We pull up again, this time at lunar gravity, and passengers are doing one-handed push-ups with other people lying on their backs. A woman executes a full Matrix move, running up the wall and across the ceiling before we are all squished to the mat again. It's total regression: A group of well-heeled, mature professionals -- people with Ph.D.'s, with 401(k)s -- is morphed into a bunch of seven-year-olds having a rec-room pillow fight.
Then things get really strange. The plane climbs steeply, and suddenly I am floating four feet above the floor. The flight director opens a water bottle and amoebic globules wobble through the air. Weightlessness is like swimming in breathable water; I try to dog-paddle but there's nothing to push against. My fellow astronerds are shrieking in delight, drifting, pirouetting, cannonballing off the walls. Bill House does a backflip. A balding participant has a comb-over blowout, his shock of hair drifting up like kelp. One of the Zero-G instructors opens a bag of toys, and a Slinky expands and contracts in midair. A Nerf football travels end over end, a slow-motion replay of a field goal. Thirty seconds later the flight director shouts, "Feet down!" and we are flattened again.
This happens 10 times in a row. I try one-fingered handstands, elaborate dance moves, clinging to the ceiling like a human fly. Twenty-seven people who spend their lives succumbing to gravity are suddenly granted a pardon. Of course, none of us is really weightless. We are in fact plunging toward the Gulf of Mexico at the same speed as our airplane. We are viscerally experiencing Einstein's great revelation, which led to his General Theory of Relativity: A falling body is at times indistinguishable from a floating body.
And then it's over. The plane levels out and we return to our bodies, sit down, buckle up. Everyone wants to go back to floating. Weightlessness is addictive, like some sort of space crack, and they give you just enough to get you hooked. Of course, for a total of five minutes of weightlessness at $12.50 per second, regular crack would have been considerably cheaper.

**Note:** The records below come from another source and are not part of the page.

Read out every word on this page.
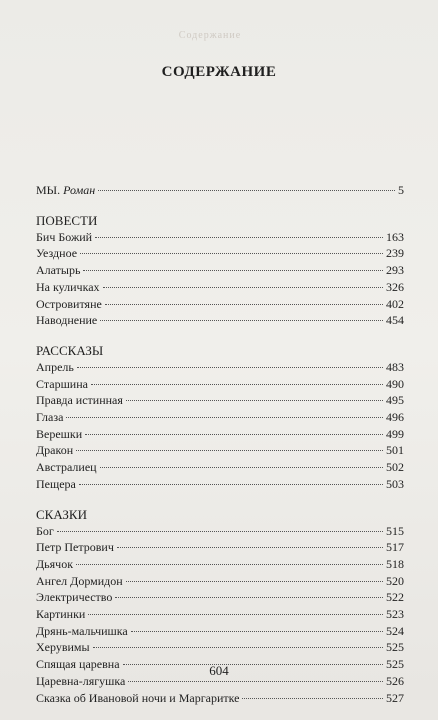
Содержание
СОДЕРЖАНИЕ
МЫ. Роман	5
ПОВЕСТИ
Бич Божий	163
Уездное	239
Алатырь	293
На куличках	326
Островитяне	402
Наводнение	454
РАССКАЗЫ
Апрель	483
Старшина	490
Правда истинная	495
Глаза	496
Верешки	499
Дракон	501
Австралиец	502
Пещера	503
СКАЗКИ
Бог	515
Петр Петрович	517
Дьячок	518
Ангел Дормидон	520
Электричество	522
Картинки	523
Дрянь-мальчишка	524
Херувимы	525
Спящая царевна	525
Царевна-лягушка	526
Сказка об Ивановой ночи и Маргаритке	527
604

There will soon be many more (and more expensive) ways to get that weightless fix, if it's up to Lichtenberg, Diamandis, and other entrepreneurs who believe the future of space travel belongs to the private sphere. Aviation billionaire Richard Branson plans to start selling $220,000 suborbital flights on Virgin Galactic by 2007. Zero-G wants to help train the first civilian astronauts. [...]
I, for one, am completely sold on the idea of space tourism. It's not until the postflight reception back at the casino, where I almost drop a beer that's handed to me, that I realize I've stopped believing in gravity. I drift around the pinging rows of slot machines in my flight suit, dreaming of the wild blue yonder, not caring what any of the earthlings think. Make me a reservation at the Mars Hotel, Mr. Diamandis.